While shooting “Love Songs,” Mr. Garrel said, he did his best to forge real relationships with fellow cast members. “That’s how mystery is created,” he said. “I want the camera to be a bit like a voyeur. I like to say to myself that the film is a residue of a larger life.” Ms. Sagnier, his “Love Songs” co-star, said: “Louis really likes to share his energy. That’s very rare for an actor. The only bad part is that he also shares his anguish.”

Mr. Honoré agreed that Mr. Garrel is “very inventive and spontaneous on set.”

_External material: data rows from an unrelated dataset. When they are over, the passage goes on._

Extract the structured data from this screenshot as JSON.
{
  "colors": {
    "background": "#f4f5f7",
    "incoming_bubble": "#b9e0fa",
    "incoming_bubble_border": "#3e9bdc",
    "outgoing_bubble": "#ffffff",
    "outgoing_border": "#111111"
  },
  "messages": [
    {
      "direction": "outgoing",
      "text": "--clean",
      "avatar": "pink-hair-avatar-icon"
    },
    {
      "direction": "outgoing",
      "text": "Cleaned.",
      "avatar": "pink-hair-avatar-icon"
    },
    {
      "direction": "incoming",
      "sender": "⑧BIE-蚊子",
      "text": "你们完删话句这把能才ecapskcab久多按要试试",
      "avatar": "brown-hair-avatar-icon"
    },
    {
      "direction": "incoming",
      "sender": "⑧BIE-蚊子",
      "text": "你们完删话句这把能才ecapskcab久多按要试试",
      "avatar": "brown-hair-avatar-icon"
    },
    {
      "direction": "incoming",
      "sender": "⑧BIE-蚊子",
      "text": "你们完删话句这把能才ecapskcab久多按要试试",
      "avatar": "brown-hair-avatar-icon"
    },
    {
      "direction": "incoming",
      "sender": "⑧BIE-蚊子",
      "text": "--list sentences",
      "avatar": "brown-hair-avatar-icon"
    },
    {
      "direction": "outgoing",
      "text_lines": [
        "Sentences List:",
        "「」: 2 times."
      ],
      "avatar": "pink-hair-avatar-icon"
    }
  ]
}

“But he’s also very much an intellectual who wants to master everything.” he added. “It’s hard for him that he’s not the one choosing the takes. He often calls me up late at night full of anguish, but after the fact.” 

Said Mr. Garrel: “I hope each day to have done 10 seconds of good work that they can use in the film. And I’m always afraid I didn’t get those 10 seconds.” 

He finds it painful to wait while a film is finished without him. But he’s not one of those actors who refuses to see the final product. “ ‘Love Songs’ is a very tender film,” he said. “I wasn’t watching myself and my faults. And that’s my goal. I want to take pleasure in watching the film.” 

Mr. Garrel won the French César for most promising male newcomer in 2006 for his role in “Regular Lovers,” his father’s film set during the May 1968 student protests in Paris, and has a taste for the ever more rarefied French cinéma d’auteur. It was the second time he’d participated in a movie about May 1968, after Bernardo Bertolucci’s “Dreamers,” his best-known film. 

His striking looks are also the stuff of fashion shoots and fan sites, and he routinely turns down work in more commercial films. “I like to be able to understand the feeling of the director,” he said, “that a film corresponds to something in his life. Otherwise, it doesn’t interest me much.”

Mr. Garrel has recently completed a second film with his father, “La Frontière de l’Aube,” and is working on his own short film about a young man who feels that time is passing too quickly. 

“I don’t know how long I’ll live,” he said when asked what his own future may hold. “But I’d like to make communist films with Ken Loach, libertine films with Almodóvar, esoteric films with Kaurismaki. That’s not bad for a start.”